Below are the New York Islanders' selections at the 2016 NHL entry draft, held June 24–25, 2016 at the First Niagara Center in Buffalo, New York.

| Round | # | Player | Pos | Nationality | College/Junior/Club team (League) |
|---|---|---|---|---|---|
| 1 | 19 | Kieffer Bellows | LW | United States | U.S. NTDP (USHL) |
| 4 | 95^{[a]} | Anatoly Golyshev | LW | Russia | Avtomobilist Yekaterinburg (KHL) |
| 4 | 120^{[b]} | Otto Koivula | LW | FIN Finland | Ilves (Liiga) |
| 6 | 170 | Collin Adams | LW | United States | Muskegon Lumberjacks (USHL) |
| 7 | 193^{[c]} | Nick Pastujov | LW | United States | U.S. NTDP (USHL) |
| 7 | 200 | David Quenneville | D | Canada | Medicine Hat Tigers (WHL) |

- Draft notes
- The New York Islanders' second-round pick went to the Boston Bruins as the result of a trade on October 4, 2014, that sent Johnny Boychuk to New York in exchange for Philadelphia's second-round pick in 2015, a conditional third-round pick in 2015 and this pick.

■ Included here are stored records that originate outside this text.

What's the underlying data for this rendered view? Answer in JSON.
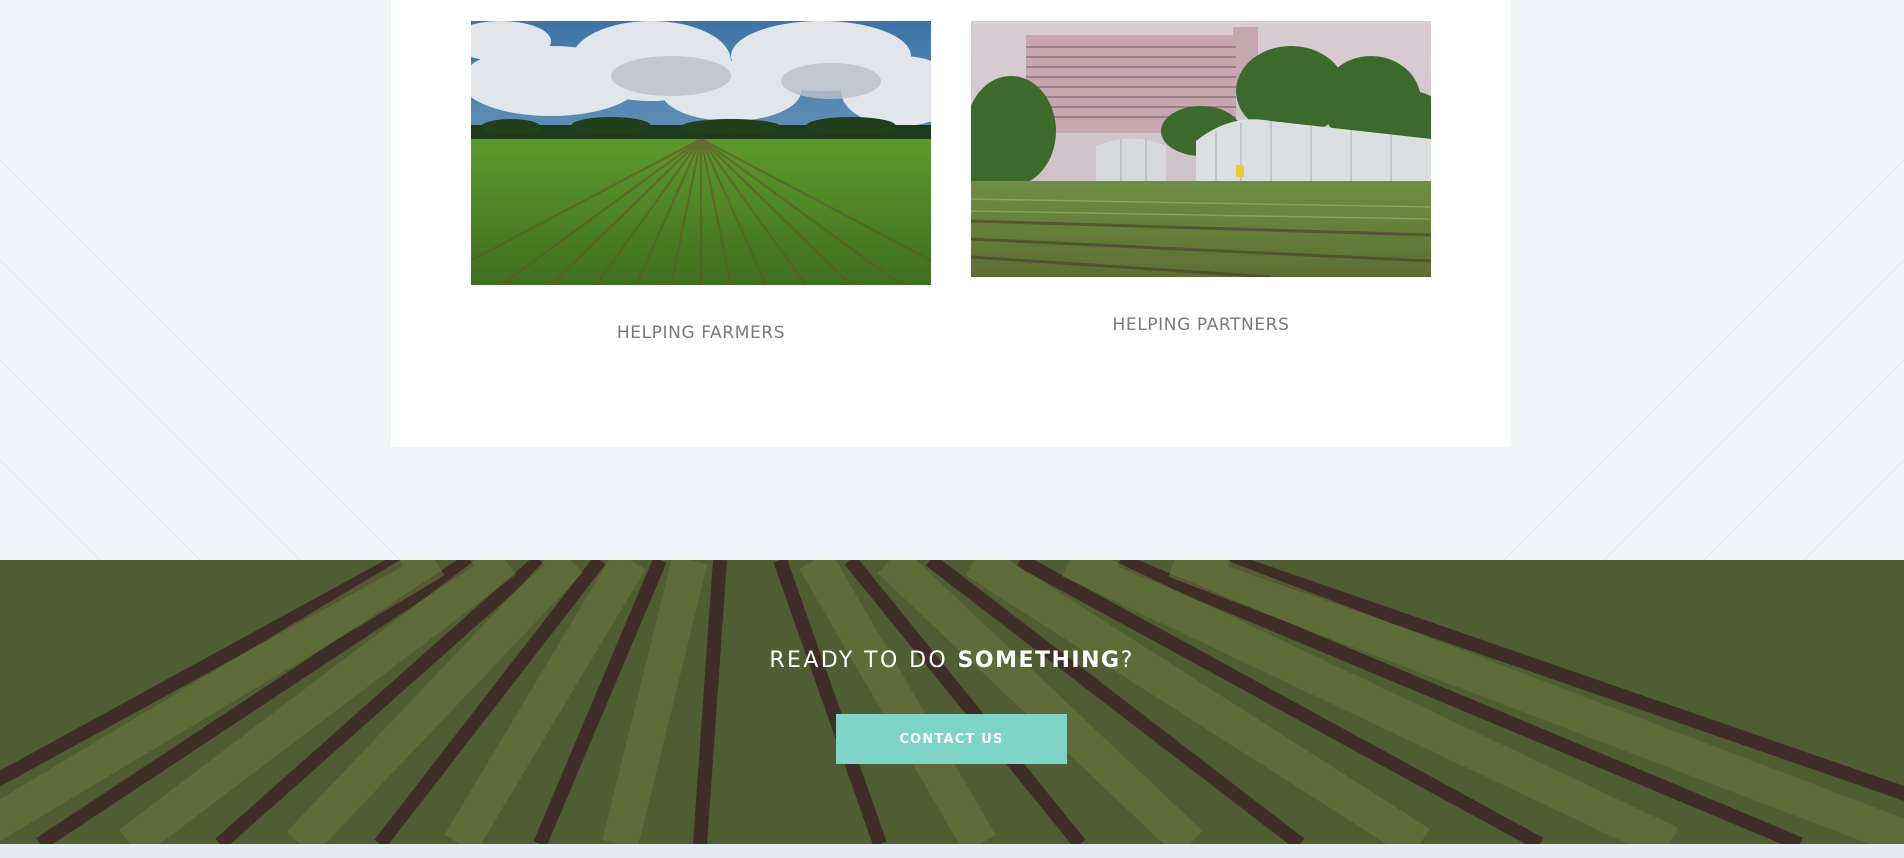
{
  "features": {
    "farmers": {
      "caption": "HELPING FARMERS",
      "image_description": "green crop rows under a cloudy blue sky"
    },
    "partners": {
      "caption": "HELPING PARTNERS",
      "image_description": "greenhouses and field in front of a tall building"
    }
  },
  "cta": {
    "heading_prefix": "READY TO DO ",
    "heading_emphasis": "SOMETHING",
    "heading_suffix": "?",
    "button_label": "CONTACT US",
    "background_description": "aerial rows of green potato plants"
  },
  "colors": {
    "page_background": "#f1f4f9",
    "card_background": "#ffffff",
    "caption_text": "#7a7a7a",
    "button_background": "#7fd4c8",
    "button_text": "#ffffff"
  }
}
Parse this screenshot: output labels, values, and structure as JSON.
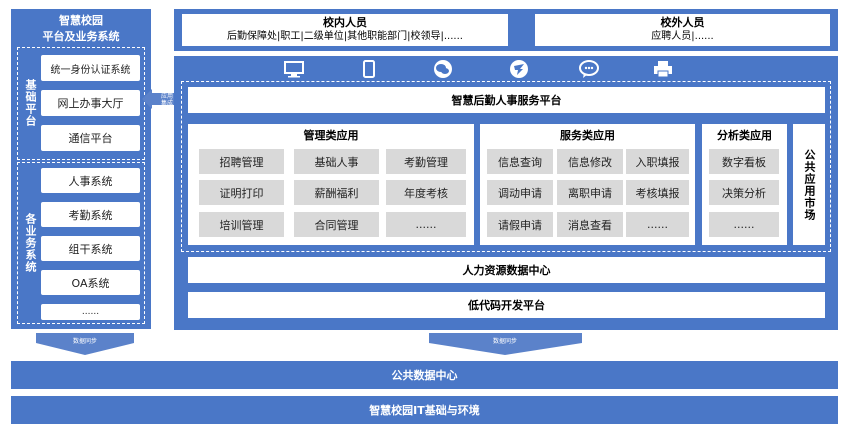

- The New York Islanders' third-round pick went to the New Jersey Devils as the result of a trade on June 24, 2016, that sent a first-round pick in 2016 (11th overall) to Ottawa in exchange for a first-round pick in 2016 (12th overall) and this pick.
Ottawa previously acquired this pick as the result of a trade on February 29, 2016 that sent Shane Prince and a seventh-round pick in 2016 to New York in exchange for this pick (being conditional at the time of the trade). The condition – Ottawa will receive the lower of New York or Vancouver's third-round pick in 2016 – was converted on March 25, 2016 when the Canucks were eliminated from playoff contention ensuring that they would finish behind the Islanders in the overall league standings.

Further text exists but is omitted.